Earlier today, MDS posted an item based on recent comments from Hall of Fame running back Thurman Thomas. Apart from remarks regarding the possibility that Falcons running back Michael Turner won’t be able to continue to absorb a pounding without help, Thomas suggested that he would have had a much better NFL career if he had played for the Cowboys, like Emmitt Smith, or the Lions, like Barry Sanders.
“I talk to Emmitt and Barry Sanders a lot too,” Thomas said. “I said you know what, you guys have about two or three thousand yards more than I do, but come December I was playing in ice. I was playing in snow. If I was playing in Dallas or inside like Barry I’d probably would have another 3,000 yards. I could have been the all-time leading rusher if I didn’t play on ice, sleet and snow.” (As MDS noted, Thomas was more than two or three thousand behind Smith’s all-time career high-water mark.)
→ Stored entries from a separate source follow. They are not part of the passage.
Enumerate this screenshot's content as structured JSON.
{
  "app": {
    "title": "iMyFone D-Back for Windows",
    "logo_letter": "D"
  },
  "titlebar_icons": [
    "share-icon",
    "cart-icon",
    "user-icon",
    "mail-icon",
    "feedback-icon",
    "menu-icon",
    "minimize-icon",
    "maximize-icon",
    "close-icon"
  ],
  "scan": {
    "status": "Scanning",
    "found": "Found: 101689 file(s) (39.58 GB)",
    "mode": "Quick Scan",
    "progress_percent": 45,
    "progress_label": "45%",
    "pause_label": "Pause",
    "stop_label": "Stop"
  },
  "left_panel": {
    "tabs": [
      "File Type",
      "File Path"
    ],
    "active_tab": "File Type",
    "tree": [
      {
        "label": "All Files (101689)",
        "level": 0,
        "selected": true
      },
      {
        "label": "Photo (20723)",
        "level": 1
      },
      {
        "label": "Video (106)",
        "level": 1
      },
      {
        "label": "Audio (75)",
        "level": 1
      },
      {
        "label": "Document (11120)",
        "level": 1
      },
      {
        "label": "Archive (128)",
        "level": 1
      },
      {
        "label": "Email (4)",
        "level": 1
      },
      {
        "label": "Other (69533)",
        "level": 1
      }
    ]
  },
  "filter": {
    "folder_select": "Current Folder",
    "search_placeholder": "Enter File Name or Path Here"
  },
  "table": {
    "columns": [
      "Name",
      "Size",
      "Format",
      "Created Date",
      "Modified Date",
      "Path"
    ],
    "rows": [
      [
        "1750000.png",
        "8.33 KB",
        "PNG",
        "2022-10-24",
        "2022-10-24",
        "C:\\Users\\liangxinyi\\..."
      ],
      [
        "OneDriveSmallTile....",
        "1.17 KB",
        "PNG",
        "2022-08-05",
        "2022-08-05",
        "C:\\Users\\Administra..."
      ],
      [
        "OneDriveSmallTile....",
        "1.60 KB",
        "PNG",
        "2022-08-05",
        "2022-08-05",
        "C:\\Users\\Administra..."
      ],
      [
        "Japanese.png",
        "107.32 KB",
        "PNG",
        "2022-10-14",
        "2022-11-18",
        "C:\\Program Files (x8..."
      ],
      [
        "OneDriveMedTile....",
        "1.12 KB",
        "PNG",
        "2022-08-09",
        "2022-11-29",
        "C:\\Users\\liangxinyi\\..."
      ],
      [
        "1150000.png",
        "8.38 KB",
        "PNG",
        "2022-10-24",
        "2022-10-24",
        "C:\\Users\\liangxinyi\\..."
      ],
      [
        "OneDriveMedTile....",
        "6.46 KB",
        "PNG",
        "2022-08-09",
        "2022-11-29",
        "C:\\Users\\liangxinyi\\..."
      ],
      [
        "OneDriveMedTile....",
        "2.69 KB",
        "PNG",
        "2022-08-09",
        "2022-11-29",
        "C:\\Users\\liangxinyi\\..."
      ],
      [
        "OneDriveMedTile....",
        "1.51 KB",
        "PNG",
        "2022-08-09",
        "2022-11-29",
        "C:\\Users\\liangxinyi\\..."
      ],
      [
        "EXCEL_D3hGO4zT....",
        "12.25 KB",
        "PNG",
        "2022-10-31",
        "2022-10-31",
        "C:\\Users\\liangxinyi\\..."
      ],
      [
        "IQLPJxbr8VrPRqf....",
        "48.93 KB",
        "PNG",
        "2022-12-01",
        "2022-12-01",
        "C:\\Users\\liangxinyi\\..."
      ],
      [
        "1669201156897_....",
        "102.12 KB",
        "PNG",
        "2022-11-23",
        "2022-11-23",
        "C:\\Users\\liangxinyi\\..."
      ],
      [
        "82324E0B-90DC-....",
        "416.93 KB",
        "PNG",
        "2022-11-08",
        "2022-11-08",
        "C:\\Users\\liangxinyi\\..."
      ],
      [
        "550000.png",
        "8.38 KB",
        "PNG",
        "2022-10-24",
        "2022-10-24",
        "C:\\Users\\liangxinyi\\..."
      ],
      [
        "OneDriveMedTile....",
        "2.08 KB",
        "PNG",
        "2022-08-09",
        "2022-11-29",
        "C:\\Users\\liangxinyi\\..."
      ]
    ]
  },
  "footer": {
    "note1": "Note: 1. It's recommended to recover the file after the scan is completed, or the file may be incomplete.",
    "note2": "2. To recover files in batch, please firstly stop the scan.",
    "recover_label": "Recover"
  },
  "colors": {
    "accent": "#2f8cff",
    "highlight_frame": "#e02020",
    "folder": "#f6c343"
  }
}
There’s a name that Thomas didn’t mention — and he arguably was the best of them all.
As Larry Mayer of ChicagoBears.com told us via e-mail, “Walter Payton didn’t exactly compile his 16,726 career yards in the tropics!”
Then there’s the quality of the blocking that the elite tailbacks enjoyed. Mayer points out that, in the first 10 years of Payton’s career, none of his offensive linemen made it to the Pro Bowl. In contrast, six different Cowboys offensive linemen made it to Hawaii during Smith’s first 10 seasons, qualifying for a combined 22 Pro Bowls. And in Thomas’ first 10 seasons with the Bills, five different offensive linemen were voted to a combined 11 Pro Bowls.
That’s not to take anything away from Thomas, Smith, and/or Sanders. But if we’re going to start considering the numbers the all-time greats could have generated under different circumstances, it’s fair to consider the fact that Payton played in the elements, and he didn’t have a lot of help for most of his years in the league.